As these thoughts flashed through my head at 100 miles per hour, I overheard the sweet cashier remind her boss that people were continuing to ask about the coffee shop’s water source.  At first her boss explained their machinery to her. He described the filtration system and hot temperatures that the water was raised to before dispensing, but then he followed by saying this: “We are not going to change our life because of the Water Company”…

Well, I would agree that this situation is much larger than West Virginia American Water, and believe it or not, it is even larger than Freedom Industries, although their name does imply that they would be much more concerned about my inability to consume water on their behalf.

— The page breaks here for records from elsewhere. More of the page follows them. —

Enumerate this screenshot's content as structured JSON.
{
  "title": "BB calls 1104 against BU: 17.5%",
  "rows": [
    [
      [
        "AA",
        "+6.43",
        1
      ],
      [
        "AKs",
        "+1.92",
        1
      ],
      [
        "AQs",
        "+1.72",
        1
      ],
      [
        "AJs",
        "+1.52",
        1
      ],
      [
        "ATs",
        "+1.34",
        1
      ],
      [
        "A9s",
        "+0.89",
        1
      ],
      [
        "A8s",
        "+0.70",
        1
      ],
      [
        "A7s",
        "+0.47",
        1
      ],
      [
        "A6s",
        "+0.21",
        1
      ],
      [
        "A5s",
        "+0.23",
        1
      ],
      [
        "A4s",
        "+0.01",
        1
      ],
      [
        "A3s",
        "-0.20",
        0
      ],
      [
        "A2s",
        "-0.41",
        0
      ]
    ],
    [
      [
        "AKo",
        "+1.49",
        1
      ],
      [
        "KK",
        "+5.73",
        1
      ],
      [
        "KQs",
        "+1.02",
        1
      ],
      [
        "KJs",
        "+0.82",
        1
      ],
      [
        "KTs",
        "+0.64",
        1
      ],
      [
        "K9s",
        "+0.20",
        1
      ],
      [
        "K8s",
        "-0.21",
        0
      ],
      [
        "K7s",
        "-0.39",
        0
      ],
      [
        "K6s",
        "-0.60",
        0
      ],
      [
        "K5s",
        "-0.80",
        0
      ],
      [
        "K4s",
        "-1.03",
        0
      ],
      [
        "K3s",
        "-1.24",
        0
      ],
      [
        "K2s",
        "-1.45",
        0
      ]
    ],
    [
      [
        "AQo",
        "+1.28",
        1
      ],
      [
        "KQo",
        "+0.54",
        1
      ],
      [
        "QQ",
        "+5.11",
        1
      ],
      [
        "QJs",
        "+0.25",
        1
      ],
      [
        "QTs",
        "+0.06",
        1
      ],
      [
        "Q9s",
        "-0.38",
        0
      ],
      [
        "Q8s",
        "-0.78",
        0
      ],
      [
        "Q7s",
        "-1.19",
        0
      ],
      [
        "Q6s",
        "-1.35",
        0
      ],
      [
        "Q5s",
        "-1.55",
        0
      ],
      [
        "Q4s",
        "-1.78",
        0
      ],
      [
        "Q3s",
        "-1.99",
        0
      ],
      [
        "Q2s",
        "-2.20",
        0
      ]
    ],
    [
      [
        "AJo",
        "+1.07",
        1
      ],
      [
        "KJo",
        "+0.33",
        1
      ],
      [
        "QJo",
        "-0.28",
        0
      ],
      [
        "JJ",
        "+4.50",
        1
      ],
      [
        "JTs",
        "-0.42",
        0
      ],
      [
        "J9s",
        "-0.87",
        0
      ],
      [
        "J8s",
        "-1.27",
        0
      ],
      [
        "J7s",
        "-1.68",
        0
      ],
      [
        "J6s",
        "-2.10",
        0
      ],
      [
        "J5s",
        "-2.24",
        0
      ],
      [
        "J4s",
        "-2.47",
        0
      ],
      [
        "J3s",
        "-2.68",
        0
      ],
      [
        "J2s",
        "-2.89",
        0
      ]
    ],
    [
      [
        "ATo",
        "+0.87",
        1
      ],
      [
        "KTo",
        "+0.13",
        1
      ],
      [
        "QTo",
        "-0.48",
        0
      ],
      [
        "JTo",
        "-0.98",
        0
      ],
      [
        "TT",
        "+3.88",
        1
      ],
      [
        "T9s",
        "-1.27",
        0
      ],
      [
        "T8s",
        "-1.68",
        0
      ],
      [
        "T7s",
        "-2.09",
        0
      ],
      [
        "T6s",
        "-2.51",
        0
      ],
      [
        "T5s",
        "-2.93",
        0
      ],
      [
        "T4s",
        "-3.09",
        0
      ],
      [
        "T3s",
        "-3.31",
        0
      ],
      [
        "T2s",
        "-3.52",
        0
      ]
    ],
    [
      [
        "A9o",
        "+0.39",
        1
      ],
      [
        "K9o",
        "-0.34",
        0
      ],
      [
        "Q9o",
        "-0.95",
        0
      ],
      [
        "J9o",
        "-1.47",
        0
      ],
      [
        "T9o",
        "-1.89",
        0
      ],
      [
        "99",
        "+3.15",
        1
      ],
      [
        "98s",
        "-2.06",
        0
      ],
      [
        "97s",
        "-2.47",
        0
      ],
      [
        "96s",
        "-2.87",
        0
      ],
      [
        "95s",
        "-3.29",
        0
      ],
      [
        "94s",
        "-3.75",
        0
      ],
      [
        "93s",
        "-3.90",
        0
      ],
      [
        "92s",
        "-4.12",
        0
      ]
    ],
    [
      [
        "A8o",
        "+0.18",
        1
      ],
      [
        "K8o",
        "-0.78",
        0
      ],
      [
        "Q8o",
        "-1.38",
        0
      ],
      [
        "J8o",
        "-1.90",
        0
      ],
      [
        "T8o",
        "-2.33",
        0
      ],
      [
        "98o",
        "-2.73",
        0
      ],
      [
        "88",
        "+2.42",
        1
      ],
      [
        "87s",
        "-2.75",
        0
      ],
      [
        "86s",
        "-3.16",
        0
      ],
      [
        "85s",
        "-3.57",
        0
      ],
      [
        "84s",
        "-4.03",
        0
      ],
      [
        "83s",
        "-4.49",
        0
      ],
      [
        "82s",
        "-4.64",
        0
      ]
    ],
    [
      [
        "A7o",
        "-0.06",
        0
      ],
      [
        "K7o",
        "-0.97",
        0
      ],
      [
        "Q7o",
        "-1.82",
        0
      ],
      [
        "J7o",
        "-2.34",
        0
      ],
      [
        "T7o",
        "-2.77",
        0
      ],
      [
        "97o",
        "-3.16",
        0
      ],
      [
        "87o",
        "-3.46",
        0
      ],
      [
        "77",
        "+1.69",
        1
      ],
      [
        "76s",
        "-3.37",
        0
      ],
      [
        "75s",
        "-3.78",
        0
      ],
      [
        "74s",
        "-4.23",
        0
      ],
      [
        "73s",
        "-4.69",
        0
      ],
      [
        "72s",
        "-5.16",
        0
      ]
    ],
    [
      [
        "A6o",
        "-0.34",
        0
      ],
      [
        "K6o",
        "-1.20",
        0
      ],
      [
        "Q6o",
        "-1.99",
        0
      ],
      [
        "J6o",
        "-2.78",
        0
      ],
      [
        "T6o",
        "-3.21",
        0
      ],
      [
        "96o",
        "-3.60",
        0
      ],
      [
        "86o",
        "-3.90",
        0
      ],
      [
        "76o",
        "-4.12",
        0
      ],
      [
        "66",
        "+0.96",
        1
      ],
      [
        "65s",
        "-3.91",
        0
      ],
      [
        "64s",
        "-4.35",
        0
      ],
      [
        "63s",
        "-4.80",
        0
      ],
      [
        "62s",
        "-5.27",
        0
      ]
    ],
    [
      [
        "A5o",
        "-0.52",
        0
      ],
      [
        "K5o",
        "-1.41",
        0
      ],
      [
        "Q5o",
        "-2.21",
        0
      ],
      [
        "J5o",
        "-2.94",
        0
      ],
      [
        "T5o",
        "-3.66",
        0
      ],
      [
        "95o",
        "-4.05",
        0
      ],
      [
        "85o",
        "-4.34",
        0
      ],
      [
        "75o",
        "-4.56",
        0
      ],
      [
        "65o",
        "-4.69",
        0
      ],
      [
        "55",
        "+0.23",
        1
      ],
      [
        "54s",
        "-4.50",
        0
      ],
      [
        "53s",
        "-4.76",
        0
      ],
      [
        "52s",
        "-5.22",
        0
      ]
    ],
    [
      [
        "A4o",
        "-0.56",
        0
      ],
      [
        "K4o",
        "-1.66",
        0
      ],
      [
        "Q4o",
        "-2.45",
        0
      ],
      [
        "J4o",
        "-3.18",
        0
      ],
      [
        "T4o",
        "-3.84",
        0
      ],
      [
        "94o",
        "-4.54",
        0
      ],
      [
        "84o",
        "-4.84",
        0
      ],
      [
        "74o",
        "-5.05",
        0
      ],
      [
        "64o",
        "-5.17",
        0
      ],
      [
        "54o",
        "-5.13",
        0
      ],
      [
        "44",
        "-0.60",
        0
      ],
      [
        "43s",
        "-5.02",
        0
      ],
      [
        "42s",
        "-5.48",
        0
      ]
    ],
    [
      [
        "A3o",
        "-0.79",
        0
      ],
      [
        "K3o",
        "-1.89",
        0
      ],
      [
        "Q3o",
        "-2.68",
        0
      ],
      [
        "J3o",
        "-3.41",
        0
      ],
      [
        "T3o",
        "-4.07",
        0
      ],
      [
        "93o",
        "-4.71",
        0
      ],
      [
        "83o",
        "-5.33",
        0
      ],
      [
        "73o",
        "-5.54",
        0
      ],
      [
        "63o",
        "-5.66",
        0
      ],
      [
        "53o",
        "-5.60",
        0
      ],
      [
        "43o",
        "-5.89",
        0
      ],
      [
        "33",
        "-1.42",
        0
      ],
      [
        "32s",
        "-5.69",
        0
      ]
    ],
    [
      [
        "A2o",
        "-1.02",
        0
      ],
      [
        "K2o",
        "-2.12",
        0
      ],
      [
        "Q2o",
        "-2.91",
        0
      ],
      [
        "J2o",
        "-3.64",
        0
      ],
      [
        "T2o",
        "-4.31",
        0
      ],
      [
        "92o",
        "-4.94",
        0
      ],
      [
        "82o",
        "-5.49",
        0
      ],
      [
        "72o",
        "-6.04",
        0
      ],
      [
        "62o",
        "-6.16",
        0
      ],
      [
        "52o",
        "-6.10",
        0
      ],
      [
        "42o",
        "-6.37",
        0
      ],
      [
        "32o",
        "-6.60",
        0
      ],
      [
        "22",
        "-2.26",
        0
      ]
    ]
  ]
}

I realize that there have been many, many oversights on local and national levels, and that I am nowhere near educated enough to point fingers at exactly who is responsible.  But here is what I DO know:

I am 34 weeks pregnant, and as I approach delivery I am closer and closer to NEEDING a safe water source every day, and despite my favorite coffee shops’ “life not changing” I am scared in knowing that my life and ‘freedoms’ HAVE changed dramatically in the past 13 days, I am terrified that I do not see an end in sight, and I am even more terrified that local businesses, politicians, and the  government as a whole seem far more concerned about getting back to ‘business as usual’, than they do for the health and safety of my community.

I am not sure exactly where to go from here, or what action this extremely pregnant and distraught girl can take to truly make a difference, but I would like to let everyone reading this know that life HAS CHANGED for me, and it may never be the same.